提出过渡金属或贵金属氧化物（Zr，Fe和Ag等）掺杂改性的MnOx-CeO2/γ-A12O3复合催化剂，实现对100℃-200℃低温燃煤烟气同时脱硝脱汞，这是对传统300℃-420℃中温SCR脱硝的更新，为低温联合脱硝脱汞提出一条新路径。采用溶胶-凝胶法制备高效可再生多元复合催化剂，其具备类纳米材料的良好孔隙结构、优良的活性组分分散度，从根本上解决催化剂的机械强度、活性和热稳定性等问题；研究并揭示不同催化剂组分、不同制备工艺、不同反应条件下的低温脱硝脱汞性能；研究复合催化剂再生方法与再生机理；采用原位红外在线分析和微观分析仪器，表征反应进程中催化剂表面物理化学特性，建立联合脱除过程中多相复杂反应流扩散-物理化学吸附-催化氧化或还原-解吸附过程反应动力学模型，揭示低温烟气条件下“NO催化还原”和“汞催化氧化” 关键反应进程的化学反应路径、相互作用和竞争机制，丰富多元非均相气固催化反应理论。

Transition Metal and Precious Metal Compounds Zr，Fe and Ag modified MnOx-CeO2/γ-A12O3 catalysts are carried out to remove mercury and NO of flue gas at low temperatures (100℃-200℃).
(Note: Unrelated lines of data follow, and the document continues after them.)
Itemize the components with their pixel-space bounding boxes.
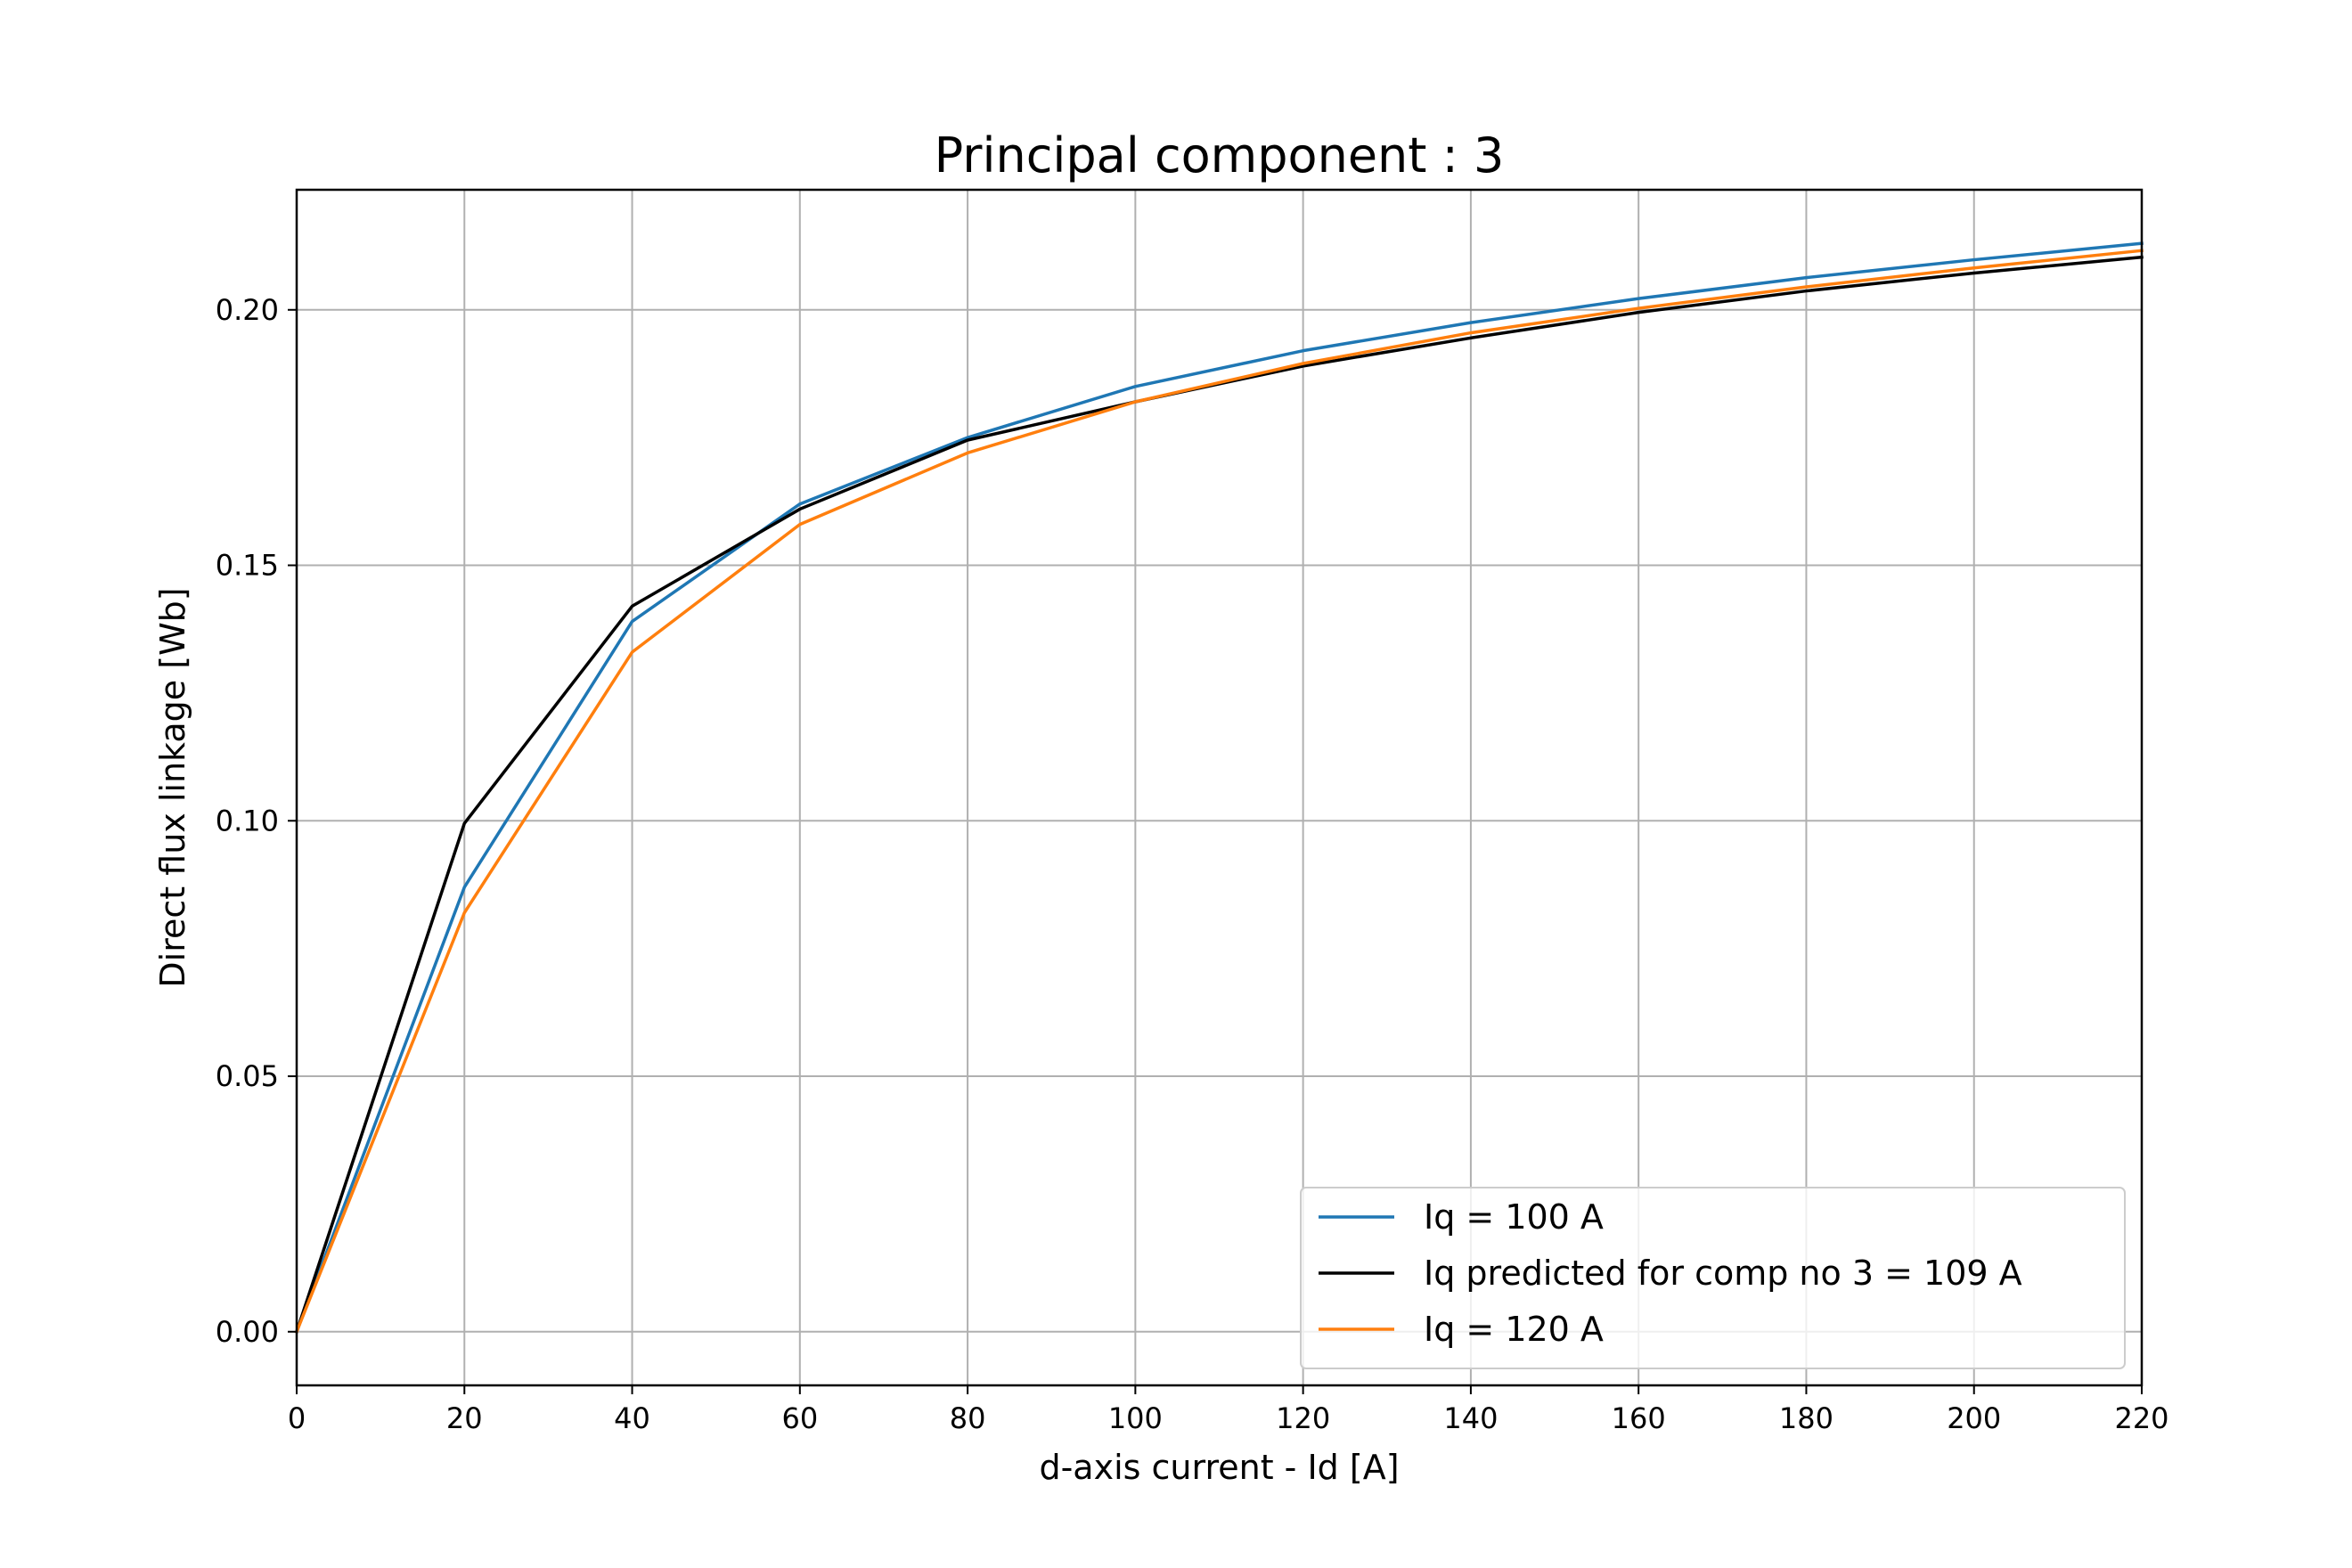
y-axis-label: Direct flux linkage [Wb] — [153, 587, 192, 987]
x-tick-label: 0 — [288, 1401, 306, 1435]
legend-label: Iq = 120 A — [1424, 1310, 1604, 1349]
x-tick-label: 80 — [950, 1401, 986, 1435]
y-tick-label: 0.15 — [216, 549, 279, 583]
x-tick-label: 200 — [1947, 1401, 2001, 1435]
x-axis-label: d-axis current - Id [A] — [1039, 1448, 1399, 1487]
x-tick-label: 120 — [1276, 1401, 1330, 1435]
x-tick-label: 220 — [2114, 1401, 2168, 1435]
y-tick-label: 0.10 — [216, 804, 279, 837]
x-tick-label: 60 — [781, 1401, 818, 1435]
x-tick-label: 140 — [1443, 1401, 1498, 1435]
legend: Iq = 100 A Iq predicted for comp no 3 = 1… — [1300, 1187, 2126, 1369]
y-tick-label: 0.20 — [216, 293, 279, 327]
x-tick-label: 100 — [1108, 1401, 1163, 1435]
grid-lines — [296, 190, 2143, 1385]
axis-ticks: 0 20 40 60 80 100 120 140 160 180 200 220 0.00 0.05 0.… — [216, 293, 2169, 1435]
x-tick-label: 40 — [614, 1401, 650, 1435]
plot-frame — [295, 188, 2144, 1387]
legend-box — [1300, 1187, 2126, 1369]
series-line-1 — [294, 241, 2144, 1335]
x-tick-label: 160 — [1612, 1401, 1666, 1435]
legend-label: Iq predicted for comp no 3 = 109 A — [1424, 1254, 2022, 1293]
series-lines — [294, 241, 2144, 1335]
legend-label: Iq = 100 A — [1424, 1197, 1604, 1237]
chart-title: Principal component : 3 — [935, 127, 1505, 184]
x-tick-label: 20 — [446, 1401, 483, 1435]
y-tick-label: 0.00 — [216, 1315, 279, 1349]
y-tick-label: 0.05 — [216, 1059, 279, 1093]
series-line-3 — [294, 249, 2144, 1335]
x-tick-label: 180 — [1779, 1401, 1833, 1435]
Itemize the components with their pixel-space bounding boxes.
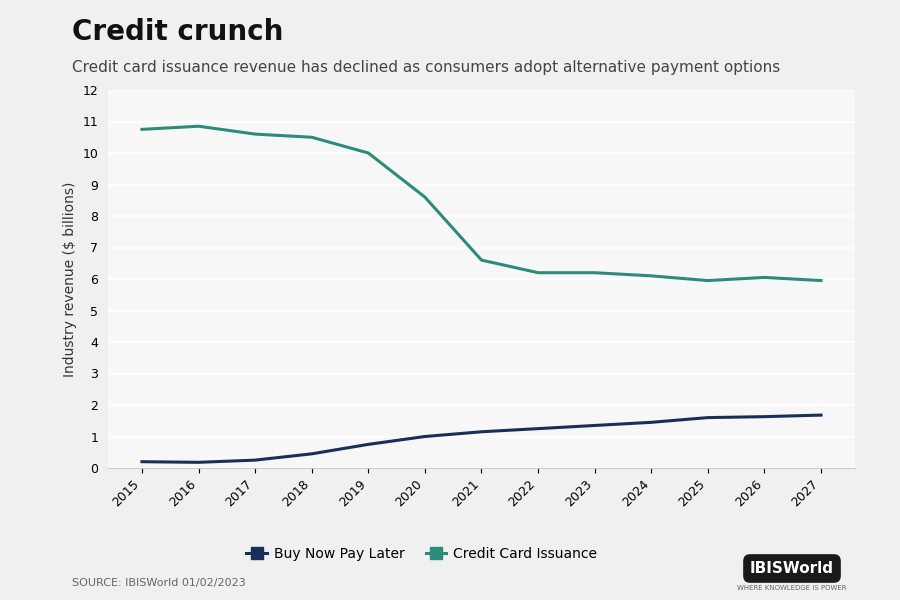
Text: SOURCE: IBISWorld 01/02/2023: SOURCE: IBISWorld 01/02/2023 — [72, 578, 246, 588]
Legend: Buy Now Pay Later, Credit Card Issuance: Buy Now Pay Later, Credit Card Issuance — [240, 542, 603, 567]
Y-axis label: Industry revenue ($ billions): Industry revenue ($ billions) — [63, 181, 76, 377]
Text: IBISWorld: IBISWorld — [750, 561, 834, 576]
Text: Credit card issuance revenue has declined as consumers adopt alternative payment: Credit card issuance revenue has decline… — [72, 60, 780, 75]
Text: WHERE KNOWLEDGE IS POWER: WHERE KNOWLEDGE IS POWER — [737, 585, 847, 591]
Text: Credit crunch: Credit crunch — [72, 18, 284, 46]
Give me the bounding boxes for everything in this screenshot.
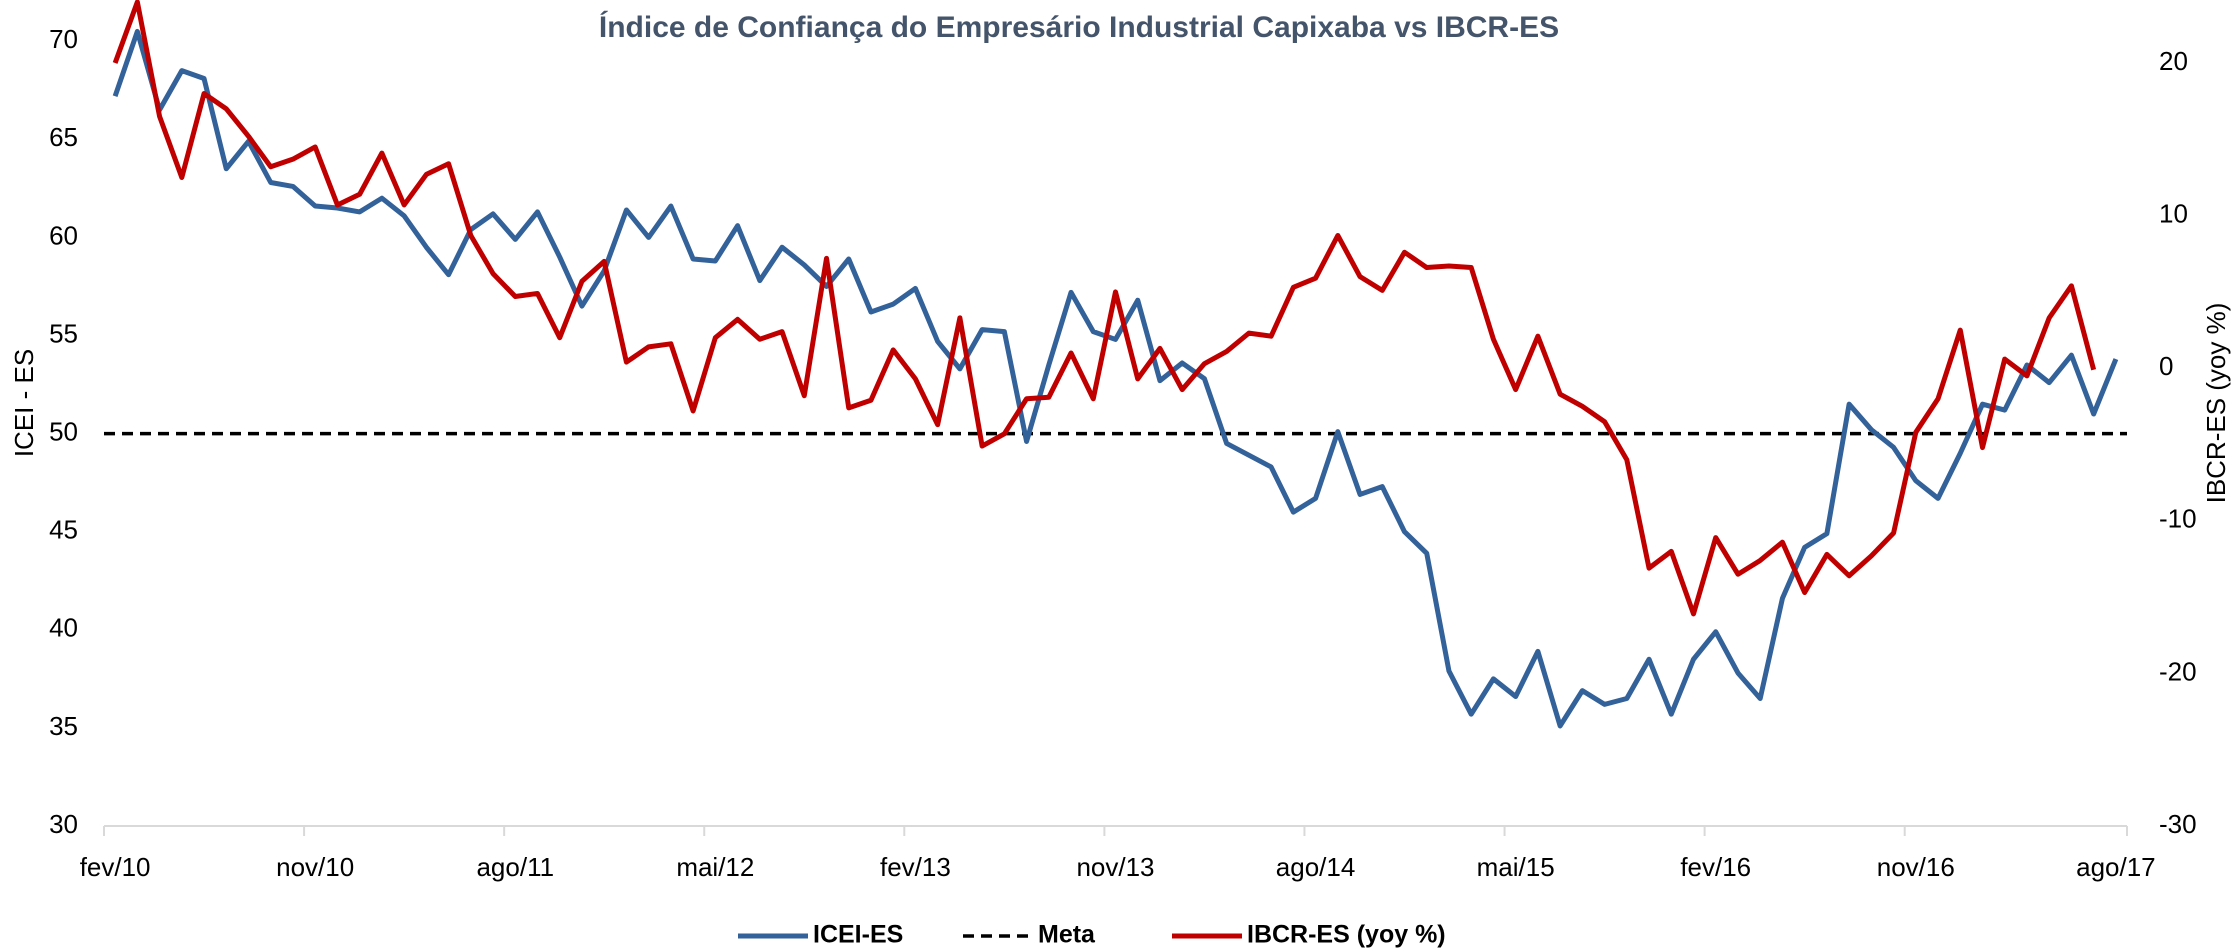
y-tick-label: 30 [49, 809, 78, 839]
x-tick-label: nov/16 [1877, 852, 1955, 882]
y-tick-label: 35 [49, 711, 78, 741]
series-line [112, 0, 2097, 617]
x-tick-label: nov/13 [1076, 852, 1154, 882]
y2-tick-label: 20 [2159, 46, 2188, 76]
y-tick-label: 70 [49, 24, 78, 54]
y-tick-label: 40 [49, 613, 78, 643]
series-line [112, 28, 2119, 729]
y2-tick-label: -30 [2159, 809, 2197, 839]
y-axis-title: ICEI - ES [9, 349, 39, 457]
x-tick-label: mai/15 [1477, 852, 1555, 882]
y2-tick-label: -10 [2159, 504, 2197, 534]
y-tick-label: 50 [49, 416, 78, 446]
chart-title: Índice de Confiança do Empresário Indust… [599, 10, 1559, 44]
x-tick-label: fev/10 [80, 852, 151, 882]
x-tick-label: nov/10 [276, 852, 354, 882]
y-tick-label: 55 [49, 318, 78, 348]
y2-tick-label: 0 [2159, 351, 2173, 381]
y-tick-label: 45 [49, 515, 78, 545]
legend-label: ICEI-ES [813, 921, 903, 949]
x-tick-label: ago/17 [2076, 852, 2156, 882]
y2-axis-title: IBCR-ES (yoy %) [2201, 303, 2231, 504]
x-tick-label: ago/11 [476, 852, 554, 882]
y-tick-label: 65 [49, 122, 78, 152]
x-tick-label: ago/14 [1276, 852, 1356, 882]
y2-tick-label: -20 [2159, 656, 2197, 686]
x-tick-label: fev/13 [880, 852, 951, 882]
legend-label: Meta [1038, 921, 1096, 949]
y2-tick-label: 10 [2159, 199, 2188, 229]
legend-label: IBCR-ES (yoy %) [1247, 921, 1446, 949]
y-tick-label: 60 [49, 220, 78, 250]
x-tick-label: fev/16 [1680, 852, 1751, 882]
x-tick-label: mai/12 [676, 852, 754, 882]
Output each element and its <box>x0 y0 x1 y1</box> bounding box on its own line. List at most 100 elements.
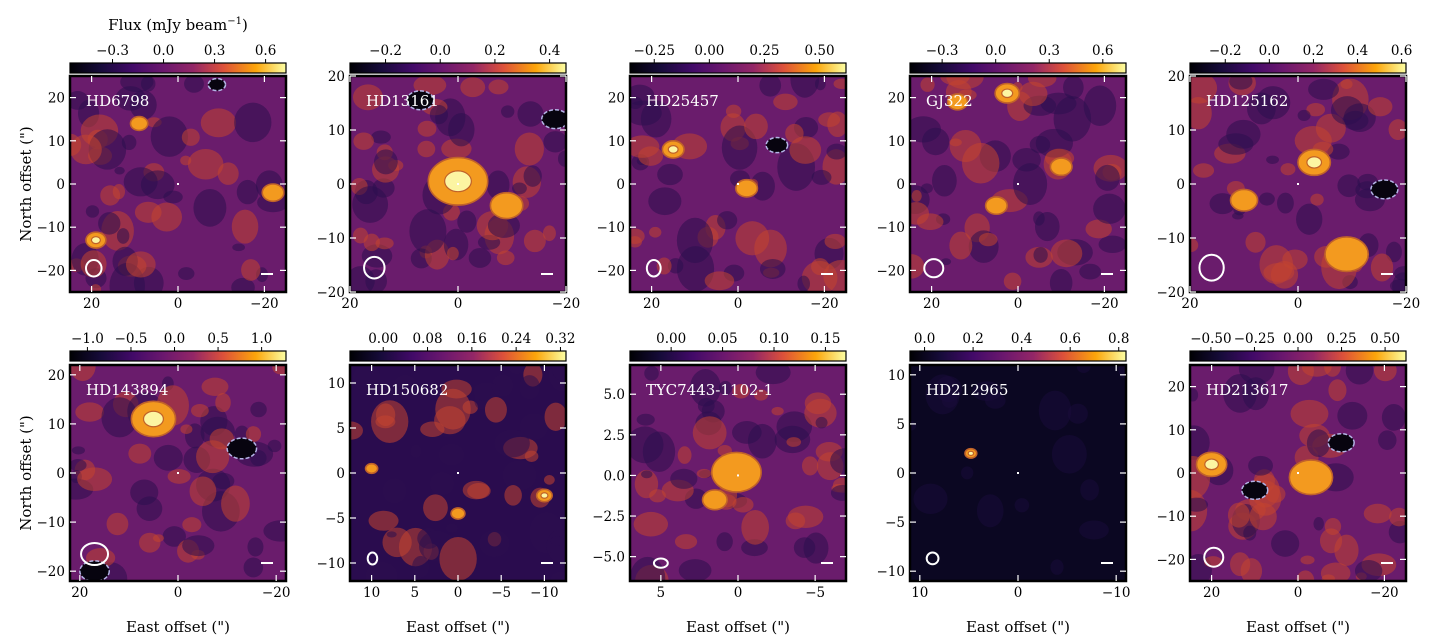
noise-blob <box>1378 430 1397 450</box>
colorbar-tick-label: 0.16 <box>457 331 487 347</box>
colorbar-tick-label: 0.25 <box>749 43 779 59</box>
colorbar-tick-label: 0.2 <box>962 331 983 347</box>
noise-pattern <box>910 76 1126 292</box>
noise-blob <box>1242 377 1270 411</box>
star-position <box>1297 472 1299 474</box>
y-tick-label: −20 <box>877 263 906 279</box>
y-tick-label: 0 <box>896 466 905 482</box>
noise-blob <box>417 527 441 549</box>
noise-blob <box>247 537 264 557</box>
colorbar-label: Flux (mJy beam−1) <box>108 16 248 34</box>
noise-blob <box>833 78 846 90</box>
x-tick-label: −20 <box>1370 585 1399 601</box>
colorbar <box>1189 350 1407 362</box>
noise-blob <box>196 440 230 474</box>
x-tick-label: 0 <box>734 585 743 601</box>
noise-blob <box>648 187 682 216</box>
x-tick-label: 0 <box>174 585 183 601</box>
y-tick-label: −2.5 <box>592 509 625 525</box>
noise-blob <box>630 236 642 248</box>
y-tick-label: 0 <box>896 177 905 193</box>
noise-blob <box>90 284 102 292</box>
noise-blob <box>500 105 515 118</box>
noise-blob <box>830 485 846 501</box>
noise-blob <box>940 258 952 266</box>
noise-blob <box>429 471 455 496</box>
y-tick-label: 20 <box>1168 69 1185 85</box>
noise-blob <box>243 557 264 578</box>
noise-blob <box>1095 164 1120 191</box>
noise-blob <box>352 227 369 244</box>
noise-blob <box>353 132 374 150</box>
colorbar-tick-label: 0.6 <box>1059 331 1080 347</box>
noise-blob <box>85 205 100 218</box>
noise-blob <box>1270 260 1299 289</box>
x-tick-label: −5 <box>805 585 825 601</box>
star-position <box>1297 183 1299 185</box>
noise-blob <box>439 536 477 581</box>
colorbar <box>1189 62 1407 74</box>
colorbar-tick-label: 0.6 <box>255 43 276 59</box>
x-tick-label: 20 <box>643 296 660 312</box>
y-tick-label: 0 <box>56 466 65 482</box>
x-tick-label: −20 <box>552 296 581 312</box>
noise-blob <box>797 275 811 292</box>
noise-blob <box>234 102 272 143</box>
noise-blob <box>1327 143 1350 160</box>
y-tick-label: 20 <box>888 91 905 107</box>
noise-blob <box>182 535 215 557</box>
noise-blob <box>1229 76 1253 90</box>
y-tick-label: 20 <box>608 91 625 107</box>
noise-blob <box>507 365 528 375</box>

This will renew the traditional SCR denitration technology at moderate temperature(300℃-420℃), and provide a new route for removal of mercury and NO of flue gas at low temperatures. Accounting for the lack of the basic research related to low temperature sorbents, sol-gel method is proposed to prepare the efficient, renewable catalyst sorbents with good abrasion resistance. The effects of additives loading values, preparation method on the efficiency of NOx/Hg removal by the sorbents are investigated. The DRIFTS method and microscopic analytical instruments are used to characterize the surface of catalyst. The surface adsorption/desorption kinetics models will be set up to reveal the mechanism of NOx reduction and Hg adsorption/oxidation by the catalysts at low temperature. Meanwhile, the regenerative process and mechanism for the catalysts are investigated in order to design the optimal treament method. The accomplishment of the project will put forward the new mechanism of NO catalytic reduction and Hg catalytic oxidation at low temperature and provide the foundation for the theory of multiple heterogeneous gas-solid catalytic reaction.